Street Outreach: An Opportunity to Reinvigorate Your Involvement in Healthcare
Haleh Van Vliet, MD, FACEP
Emergency Medicine Physician
Tower Health Medical Group, Pennsylvania
I first learned about street medicine as a medical student in Rochester, New York. At the time, Dr. Emma Lo (who is now an attending psychiatrist at Yale University) was an enthusiastic student just a year behind me who was launching a community outreach effort under the guidance of Dr. Jim Withers (a family medicine physician who founded the Street Medicine Institute). The concept of street medicine was appealing to me: find homeless folks in the community who are unable to access care for a variety of reasons and bring care to them to help prevent worsening illness (eg, a trip to the emergency department for sepsis, diabetic ketoacidosis, etc.).
Fast forward to today, a mere decade later, and here I am finally practicing street medicine in Pottstown, PA. Our program just launched a year ago and is staffed exclusively by emergency medicine physicians from Pottstown Hospital. Every Tuesday, liaisons from local homelessness agencies direct our team to area encampments, motels, and other places of shelter where we can be of service. Often, my role seems secondary to that of our other team members. Gladys, a community outreach worker from the Community Health and Dental Care clinic, helps arrange follow-up care and more formal evaluation in the clinic setting when patients need more complicated coordinated care. Recovery specialists are often with us to help ensure that patients with addictions are being connected with recovery programs in the area. Representatives from Access Services and LIFT (Living In Faith Together) ensure that shelter is optimized and that other basic needs (eg, possessing valid forms of identification) are met.
The settings and circumstances of street medicine may be difficult to navigate, but the work is beyond rewarding. In the emergency department, having extremely limited amounts of time can impair my ability to build bonds with patients and provide simple but valuable care. For example, on one occasion this past year, a young homeless woman presented with numerous superficial abrasions to her feet after walking through some bushes in the woods at night while wearing flip flops. There was no cellulitis or deep wounds, but her feet desperately needed to be cleaned because she was at risk for developing an infection without appropriate wound care. Lacking access to running water or clean materials, the patient had been unable to wash her feet. She had presented to the emergency department for pain but was promptly discharged after the examination revealed no time-sensitive disease process. During my street medicine rounds some hours after her discharge, I spent 10 minutes irrigating and scrubbing her feet before applying sterile dressings. It was a simple task, but it also represented the unadulterated, pure practice of medicine that first fueled my interest in becoming a physician. In that moment, it was just me, another human being, and care. That’s it.
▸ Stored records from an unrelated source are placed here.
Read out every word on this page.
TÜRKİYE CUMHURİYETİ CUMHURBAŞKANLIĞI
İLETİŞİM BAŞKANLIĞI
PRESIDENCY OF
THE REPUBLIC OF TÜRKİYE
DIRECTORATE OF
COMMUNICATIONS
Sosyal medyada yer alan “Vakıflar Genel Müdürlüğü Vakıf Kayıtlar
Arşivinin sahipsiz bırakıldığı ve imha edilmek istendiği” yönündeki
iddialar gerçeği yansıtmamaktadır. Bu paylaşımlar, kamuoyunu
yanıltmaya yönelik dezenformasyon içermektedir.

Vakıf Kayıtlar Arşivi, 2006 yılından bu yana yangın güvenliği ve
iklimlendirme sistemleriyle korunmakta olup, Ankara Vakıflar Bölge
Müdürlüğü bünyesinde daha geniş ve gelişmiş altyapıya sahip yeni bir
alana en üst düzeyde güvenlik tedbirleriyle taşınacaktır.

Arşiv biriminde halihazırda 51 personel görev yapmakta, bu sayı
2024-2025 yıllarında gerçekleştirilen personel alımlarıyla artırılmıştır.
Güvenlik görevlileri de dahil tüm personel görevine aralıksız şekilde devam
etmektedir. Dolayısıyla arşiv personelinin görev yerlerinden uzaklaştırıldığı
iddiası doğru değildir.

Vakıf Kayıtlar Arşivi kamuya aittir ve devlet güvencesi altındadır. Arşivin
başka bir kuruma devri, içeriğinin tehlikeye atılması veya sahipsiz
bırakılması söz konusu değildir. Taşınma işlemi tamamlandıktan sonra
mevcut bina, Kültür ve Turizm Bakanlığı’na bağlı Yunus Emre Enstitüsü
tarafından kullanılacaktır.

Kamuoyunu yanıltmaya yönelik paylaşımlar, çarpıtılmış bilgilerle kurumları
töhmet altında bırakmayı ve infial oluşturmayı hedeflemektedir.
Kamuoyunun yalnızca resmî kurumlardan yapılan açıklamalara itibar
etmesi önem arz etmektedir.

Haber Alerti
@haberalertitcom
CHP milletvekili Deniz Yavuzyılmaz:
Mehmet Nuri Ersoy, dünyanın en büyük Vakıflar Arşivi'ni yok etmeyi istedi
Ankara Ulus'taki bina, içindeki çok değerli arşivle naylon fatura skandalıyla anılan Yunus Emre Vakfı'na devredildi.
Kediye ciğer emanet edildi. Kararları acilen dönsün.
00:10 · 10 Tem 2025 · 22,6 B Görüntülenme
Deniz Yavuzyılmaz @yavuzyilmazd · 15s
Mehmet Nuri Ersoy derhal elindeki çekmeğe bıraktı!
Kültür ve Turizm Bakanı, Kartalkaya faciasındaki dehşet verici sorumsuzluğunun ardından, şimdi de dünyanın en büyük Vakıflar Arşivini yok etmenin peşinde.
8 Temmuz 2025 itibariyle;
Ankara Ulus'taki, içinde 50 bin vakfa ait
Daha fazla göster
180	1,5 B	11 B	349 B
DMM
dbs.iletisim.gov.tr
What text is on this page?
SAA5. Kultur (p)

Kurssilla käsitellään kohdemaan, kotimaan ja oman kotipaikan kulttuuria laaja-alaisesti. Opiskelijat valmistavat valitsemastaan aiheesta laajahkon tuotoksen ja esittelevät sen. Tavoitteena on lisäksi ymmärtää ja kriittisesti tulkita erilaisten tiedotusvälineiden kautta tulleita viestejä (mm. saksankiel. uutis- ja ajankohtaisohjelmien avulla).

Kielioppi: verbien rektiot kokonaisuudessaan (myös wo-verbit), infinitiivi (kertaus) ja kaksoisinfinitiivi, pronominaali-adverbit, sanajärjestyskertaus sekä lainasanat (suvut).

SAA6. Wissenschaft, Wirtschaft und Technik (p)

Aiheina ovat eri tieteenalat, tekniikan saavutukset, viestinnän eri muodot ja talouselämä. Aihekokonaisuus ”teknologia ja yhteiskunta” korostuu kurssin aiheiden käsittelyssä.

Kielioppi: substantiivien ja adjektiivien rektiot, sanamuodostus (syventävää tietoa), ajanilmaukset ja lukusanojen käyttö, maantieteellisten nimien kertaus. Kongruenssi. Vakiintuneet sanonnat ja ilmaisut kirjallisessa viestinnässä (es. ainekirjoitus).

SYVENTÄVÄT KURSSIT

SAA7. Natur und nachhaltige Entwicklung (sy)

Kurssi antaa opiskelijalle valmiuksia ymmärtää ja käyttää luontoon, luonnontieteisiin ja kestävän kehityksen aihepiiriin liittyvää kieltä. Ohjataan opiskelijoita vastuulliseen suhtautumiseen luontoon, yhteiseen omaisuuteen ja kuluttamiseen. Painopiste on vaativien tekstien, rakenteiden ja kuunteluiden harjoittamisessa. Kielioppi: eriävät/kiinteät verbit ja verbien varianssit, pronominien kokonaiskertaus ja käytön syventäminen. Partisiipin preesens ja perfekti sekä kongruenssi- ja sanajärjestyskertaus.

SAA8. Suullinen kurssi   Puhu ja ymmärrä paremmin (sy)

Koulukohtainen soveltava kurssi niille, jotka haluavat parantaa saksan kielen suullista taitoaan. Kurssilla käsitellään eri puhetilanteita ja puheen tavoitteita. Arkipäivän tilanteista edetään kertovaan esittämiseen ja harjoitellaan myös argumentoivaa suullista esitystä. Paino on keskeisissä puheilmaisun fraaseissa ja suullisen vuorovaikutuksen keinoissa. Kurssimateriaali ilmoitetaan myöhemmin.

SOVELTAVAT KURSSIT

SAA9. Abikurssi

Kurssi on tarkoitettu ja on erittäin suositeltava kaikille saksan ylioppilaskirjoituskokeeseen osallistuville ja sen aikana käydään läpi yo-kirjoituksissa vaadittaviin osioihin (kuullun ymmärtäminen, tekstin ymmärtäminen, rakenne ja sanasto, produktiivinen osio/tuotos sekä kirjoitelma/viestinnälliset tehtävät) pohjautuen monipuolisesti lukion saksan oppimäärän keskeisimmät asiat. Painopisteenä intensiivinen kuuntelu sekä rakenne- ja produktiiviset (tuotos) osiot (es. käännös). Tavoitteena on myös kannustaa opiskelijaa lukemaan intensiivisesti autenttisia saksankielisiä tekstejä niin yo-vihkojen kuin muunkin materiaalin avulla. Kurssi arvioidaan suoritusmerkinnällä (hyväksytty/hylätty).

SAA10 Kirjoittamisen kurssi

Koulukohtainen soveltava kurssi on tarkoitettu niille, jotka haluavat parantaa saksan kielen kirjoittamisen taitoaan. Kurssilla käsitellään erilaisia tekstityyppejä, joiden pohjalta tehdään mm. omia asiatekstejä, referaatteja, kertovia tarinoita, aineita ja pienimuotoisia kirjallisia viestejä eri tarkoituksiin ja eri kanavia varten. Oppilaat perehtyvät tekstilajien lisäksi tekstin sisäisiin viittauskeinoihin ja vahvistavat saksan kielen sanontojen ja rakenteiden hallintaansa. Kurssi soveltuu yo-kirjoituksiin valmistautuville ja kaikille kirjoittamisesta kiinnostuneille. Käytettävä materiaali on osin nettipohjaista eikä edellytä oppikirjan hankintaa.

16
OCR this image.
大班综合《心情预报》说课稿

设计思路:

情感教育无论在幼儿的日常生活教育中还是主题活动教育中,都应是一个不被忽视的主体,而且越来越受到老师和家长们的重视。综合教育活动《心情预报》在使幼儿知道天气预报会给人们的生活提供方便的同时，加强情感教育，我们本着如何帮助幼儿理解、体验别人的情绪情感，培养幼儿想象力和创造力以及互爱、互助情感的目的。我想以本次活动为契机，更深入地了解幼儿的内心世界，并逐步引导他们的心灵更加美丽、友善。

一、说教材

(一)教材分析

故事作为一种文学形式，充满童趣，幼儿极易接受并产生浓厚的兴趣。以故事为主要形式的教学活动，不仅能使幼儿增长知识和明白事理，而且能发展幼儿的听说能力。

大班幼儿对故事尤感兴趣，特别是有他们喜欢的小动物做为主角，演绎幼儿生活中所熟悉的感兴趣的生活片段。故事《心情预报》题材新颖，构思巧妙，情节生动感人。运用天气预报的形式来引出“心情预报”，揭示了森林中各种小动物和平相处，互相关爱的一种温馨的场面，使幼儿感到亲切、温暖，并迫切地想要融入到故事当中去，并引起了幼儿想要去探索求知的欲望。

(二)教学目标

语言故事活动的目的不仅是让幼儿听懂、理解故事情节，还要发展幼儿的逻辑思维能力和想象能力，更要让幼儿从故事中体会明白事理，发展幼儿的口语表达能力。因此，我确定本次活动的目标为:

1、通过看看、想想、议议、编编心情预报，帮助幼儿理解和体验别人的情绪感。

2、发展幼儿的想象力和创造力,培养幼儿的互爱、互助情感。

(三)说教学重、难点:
In an age when billing, liability, metrics, and process improvement reign supreme, getting back to the basics is a grounding experience; it’s a way to reset our internal barometers and remind ourselves what really matters: people. Like so many forms of community outreach, street medicine is an opportunity to move beyond the conventional modern-day practice of healthcare and feed our souls, and a soul that is well fed is a soul that has more to give to ill patients stuck in the hospital. Long story short: get involved in your community outside of the hospital and remind yourself of what truly matters. You will be a better healthcare team member because of it.